Bitcoin miners reduce unprofitable output, Hash Ribbon indicator signals potential BTC rebound
U.S. storm triggers hashrate drop, reviving bullish Hash Ribbon signal for bitcoin
A weekend storm in the U.S. disrupted bitcoin (BTC $89,322.67) mining, driving up operational costs and forcing some companies to reduce computing power, or hashrate. Traders are now eyeing the Hash Ribbon indicator, a historically bullish on-chain metric that often signals buying opportunities during periods of miner capitulation.

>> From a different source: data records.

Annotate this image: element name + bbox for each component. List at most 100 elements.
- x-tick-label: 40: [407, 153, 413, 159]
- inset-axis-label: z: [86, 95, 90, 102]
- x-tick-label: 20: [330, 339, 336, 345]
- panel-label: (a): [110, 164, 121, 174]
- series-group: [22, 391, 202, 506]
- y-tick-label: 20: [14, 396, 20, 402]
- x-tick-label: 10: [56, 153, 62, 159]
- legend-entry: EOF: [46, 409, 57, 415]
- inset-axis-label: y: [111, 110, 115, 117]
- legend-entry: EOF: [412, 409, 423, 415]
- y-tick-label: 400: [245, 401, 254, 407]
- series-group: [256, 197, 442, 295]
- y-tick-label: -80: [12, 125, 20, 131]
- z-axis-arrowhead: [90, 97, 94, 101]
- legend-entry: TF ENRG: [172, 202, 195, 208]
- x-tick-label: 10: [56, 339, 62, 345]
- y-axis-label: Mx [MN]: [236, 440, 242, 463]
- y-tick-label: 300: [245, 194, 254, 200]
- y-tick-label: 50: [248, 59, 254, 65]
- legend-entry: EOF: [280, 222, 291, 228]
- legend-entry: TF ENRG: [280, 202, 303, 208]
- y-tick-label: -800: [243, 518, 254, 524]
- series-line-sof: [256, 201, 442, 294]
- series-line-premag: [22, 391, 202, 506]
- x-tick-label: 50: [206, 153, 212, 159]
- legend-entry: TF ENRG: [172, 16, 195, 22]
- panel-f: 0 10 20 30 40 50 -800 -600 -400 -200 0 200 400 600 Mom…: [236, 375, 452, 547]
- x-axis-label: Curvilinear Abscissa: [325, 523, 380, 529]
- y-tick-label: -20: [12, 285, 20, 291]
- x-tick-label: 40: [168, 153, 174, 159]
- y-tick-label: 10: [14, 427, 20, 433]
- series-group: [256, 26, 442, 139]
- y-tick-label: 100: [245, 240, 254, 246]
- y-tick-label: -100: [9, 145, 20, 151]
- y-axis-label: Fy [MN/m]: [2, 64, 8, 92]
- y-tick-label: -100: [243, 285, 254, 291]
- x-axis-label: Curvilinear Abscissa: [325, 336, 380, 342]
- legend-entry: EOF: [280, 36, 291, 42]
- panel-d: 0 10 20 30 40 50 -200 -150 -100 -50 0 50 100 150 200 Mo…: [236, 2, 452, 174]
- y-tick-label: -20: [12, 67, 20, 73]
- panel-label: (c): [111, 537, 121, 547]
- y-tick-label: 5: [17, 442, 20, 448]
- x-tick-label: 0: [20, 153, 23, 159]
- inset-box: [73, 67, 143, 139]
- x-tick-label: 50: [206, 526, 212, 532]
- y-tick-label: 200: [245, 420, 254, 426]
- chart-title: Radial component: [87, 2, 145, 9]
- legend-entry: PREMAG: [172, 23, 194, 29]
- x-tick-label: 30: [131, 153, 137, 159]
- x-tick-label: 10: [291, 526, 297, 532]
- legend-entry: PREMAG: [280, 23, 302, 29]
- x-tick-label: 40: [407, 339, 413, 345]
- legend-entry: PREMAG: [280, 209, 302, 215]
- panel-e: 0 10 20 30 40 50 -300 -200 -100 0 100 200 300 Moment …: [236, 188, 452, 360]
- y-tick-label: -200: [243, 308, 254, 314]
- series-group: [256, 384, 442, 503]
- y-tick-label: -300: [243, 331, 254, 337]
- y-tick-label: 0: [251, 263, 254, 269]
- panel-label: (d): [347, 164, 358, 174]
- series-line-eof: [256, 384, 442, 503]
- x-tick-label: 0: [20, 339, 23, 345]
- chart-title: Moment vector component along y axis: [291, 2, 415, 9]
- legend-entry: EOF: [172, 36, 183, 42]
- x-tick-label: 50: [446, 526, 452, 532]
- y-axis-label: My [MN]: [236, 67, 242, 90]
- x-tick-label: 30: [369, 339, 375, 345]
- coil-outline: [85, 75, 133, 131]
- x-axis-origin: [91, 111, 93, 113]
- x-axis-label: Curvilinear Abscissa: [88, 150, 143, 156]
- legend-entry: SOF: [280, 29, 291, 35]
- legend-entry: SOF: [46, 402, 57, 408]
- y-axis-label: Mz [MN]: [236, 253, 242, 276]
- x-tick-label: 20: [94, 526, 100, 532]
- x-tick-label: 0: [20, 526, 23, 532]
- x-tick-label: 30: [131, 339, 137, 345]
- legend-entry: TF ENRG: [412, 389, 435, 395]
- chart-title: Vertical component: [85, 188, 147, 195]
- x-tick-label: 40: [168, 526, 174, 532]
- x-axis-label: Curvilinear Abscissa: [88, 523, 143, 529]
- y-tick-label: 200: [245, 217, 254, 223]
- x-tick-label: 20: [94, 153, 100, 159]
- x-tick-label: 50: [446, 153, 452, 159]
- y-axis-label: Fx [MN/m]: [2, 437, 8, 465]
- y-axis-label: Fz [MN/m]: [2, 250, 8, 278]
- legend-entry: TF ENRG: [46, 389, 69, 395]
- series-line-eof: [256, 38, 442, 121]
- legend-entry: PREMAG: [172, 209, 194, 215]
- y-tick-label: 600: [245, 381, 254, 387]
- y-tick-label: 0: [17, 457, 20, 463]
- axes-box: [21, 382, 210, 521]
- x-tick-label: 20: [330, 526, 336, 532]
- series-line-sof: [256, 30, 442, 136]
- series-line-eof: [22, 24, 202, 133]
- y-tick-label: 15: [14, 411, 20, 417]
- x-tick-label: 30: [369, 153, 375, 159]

The Hash Ribbon tracks the 30-day and 60-day moving averages of bitcoin’s hashrate on Glassnode. Miner capitulation occurs when the short-term average drops below the long-term average, shown in light red. The worst phase ends once the 30-day average crosses back above the 60-day, represented by dark red. Historically, a subsequent shift in price momentum from negative to positive—marked by a transition from dark red to white—has coincided with long-term buying opportunities.
The recent storm caused the network’s hashrate to fall roughly 20%, from about 1.2 zettahash per second (ZH/s) to around 950 exahashes per second (EH/s). This is expected to trigger a difficulty adjustment of roughly 17%, the largest drop since July 2021, when China banned bitcoin mining.

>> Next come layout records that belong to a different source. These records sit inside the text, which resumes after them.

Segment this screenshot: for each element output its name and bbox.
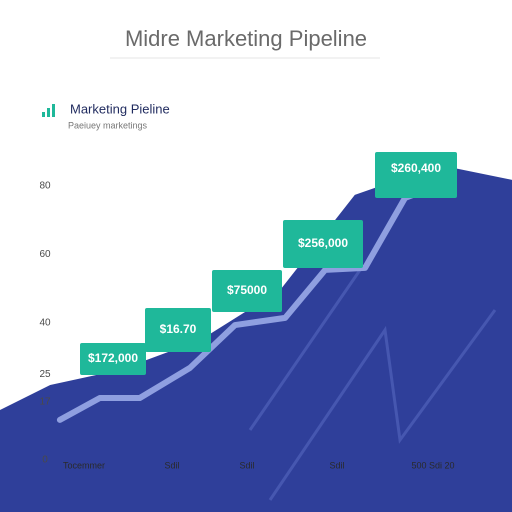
line — [56, 181, 443, 423]
chart-title: Midre Marketing Pipeline — [125, 26, 367, 51]
x-tick-label: 500 Sdi 20 — [411, 460, 454, 470]
y-tick-label: 0 — [42, 455, 48, 466]
callout-box — [375, 152, 457, 198]
callout-box — [212, 270, 282, 312]
app-icon — [42, 104, 55, 117]
callout-box — [145, 308, 211, 352]
callout-label: $75000 — [227, 283, 267, 297]
x-tick-label: Sdil — [329, 460, 344, 470]
callout-label: $260,400 — [391, 161, 441, 175]
y-tick-label: 60 — [39, 249, 51, 260]
y-tick-label: 80 — [39, 181, 51, 192]
callout-label: $256,000 — [298, 236, 348, 250]
caption: Paeiuey marketings — [68, 120, 148, 130]
y-tick-label: 40 — [39, 318, 51, 329]
x-tick-label: Sdil — [164, 460, 179, 470]
y-tick-label: 17 — [39, 396, 51, 407]
area — [0, 165, 512, 512]
callout-box — [283, 220, 363, 268]
area-decoration — [248, 269, 362, 431]
subtitle: Marketing Pieline — [70, 101, 170, 116]
callout-label: $16.70 — [160, 322, 197, 336]
y-tick-label: 25 — [39, 369, 51, 380]
x-tick-label: Tocemmer — [63, 460, 105, 470]
x-tick-label: Sdil — [239, 460, 254, 470]
area-decoration — [268, 309, 497, 501]
callout-box — [80, 343, 146, 375]
callout-label: $172,000 — [88, 351, 138, 365]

The Hash Ribbon last showed capitulation in late November, coinciding with bitcoin’s low near $80,000. The metric is now pointing near current prices around $88,000. Comparable patterns have preceded major rallies: in mid-2024, bitcoin bottomed near $49,000 after a Hash Ribbon capitulation before climbing to $100,000 by January 2025. Similarly, during the 2022 FTX collapse, bitcoin fell to around $15,000 amid miner capitulation before rebounding to roughly $22,000 once the indicator normalized.
The key question now is whether history repeats itself. If hashrate and the Hash Ribbon recover, bitcoin could enter a renewed expansionary phase, presenting potential long-term buying opportunities for traders watching the on-chain signal closely.